Москва ошеломила молодого провинциала многолюдством, шумом, движением, оглушительным колокольным буйством. Здесь глаз не теряй и ухо держи востро, чуть зазеваешься — и тебя потопчет бесшабашный всадник, или под карету угодишь, или двинет оглоблей возка ошалелый деревенщина, привезший род соленые огурцы, квашеную капусту, моченые яблоки.
Смятенный вид старой столицы усугублялся тем, что здесь все время где-то горело. Да это неудивительно: город был почти сплошь деревянный, строения стояли скученно и как попало, На улицах что-то пекли, жарили, прохожие мужики палили трубки, рассыпая жар, — полное раздолье огню. Василий Кириллович панически боялся пожаров, хотя сроду большого пожара вблизи не наблюдал. Но в книгах ему не раз попадались картинные описания опустошительных и московских, и всяких иных пожаров, а печатное слово имело над ним неограниченную власть. И астраханский вольнодумец стал тихонько молиться, чтобы Москва не сгорела, пока он не завершит курса наук в Славяно-греко-латинской академии.
Путь туда Василий Кириллович отыскал без труда. Об академии, правда, прохожие люди не слыхивали, но Заиконоспасскую церковь знали все, ибо находилась она в самом бойком месте Китай-города, возле Красной площади.
Василий Кириллович добрался быстро, но у ворот вдруг оробел, разом лишившись уверенности, что его знаний достаточно для поступления в столь высокое учебное заведение. И чтобы успокоиться и вернуть веру в себя, решил маленько побродить по Китай-городу.
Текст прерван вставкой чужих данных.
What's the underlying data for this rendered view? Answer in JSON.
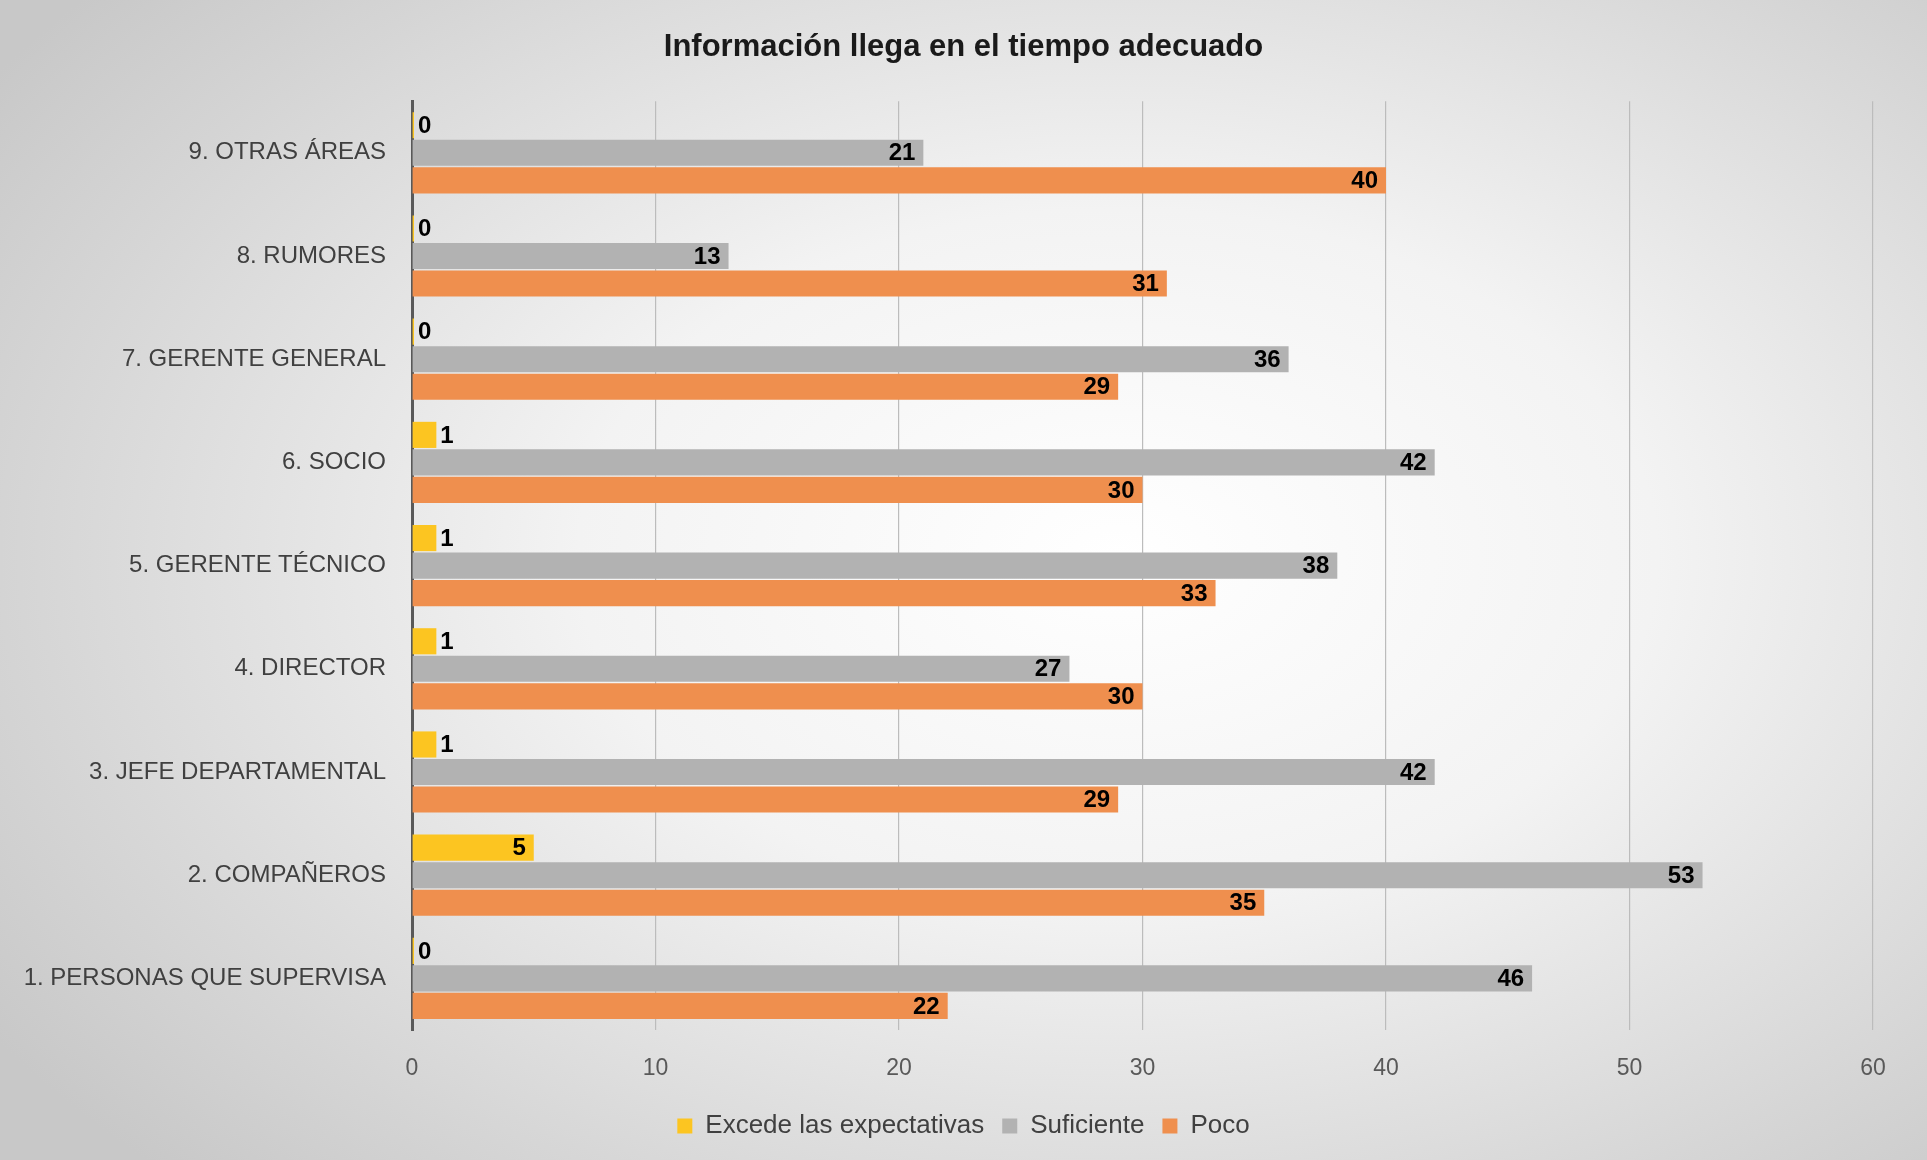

Ноги будто сами понесли его сквозь густую толпу на крепкий запах торговых рядов. Его толкали в спину и с боков, чуть не сбивали с ног — народ в Москве был нетерпеливый, быстрый и бесцеремонный. Вскоре он понял, что увернуться от толчков и тычков нельзя, спасение в одном — стать таким же неудобным для окружающих пешеходом. Он поддернул повыше мешочек, напружинился, растопырился, чуть наклонился вперед, дабы не опрокинуться от слишком резкого столкновения, и пошел колотиться о всех встречных и поперечных. Ругань, вопли, угрозы, удивленно-обиженные и уважительные взгляды, и дивное дело: ему стало куда легче продвигаться в толпе. И ведь не могли же подшибленные им люди передать другим: остерегайтесь этого астраханского — спуска не дает, а меж тем вокруг него образовалась некая почтительная пустота. Неужто толпа умеет сообщаться без помощи слов, как насекомые гудом, жужжанием, и этим насекомьим языком разносить сведения?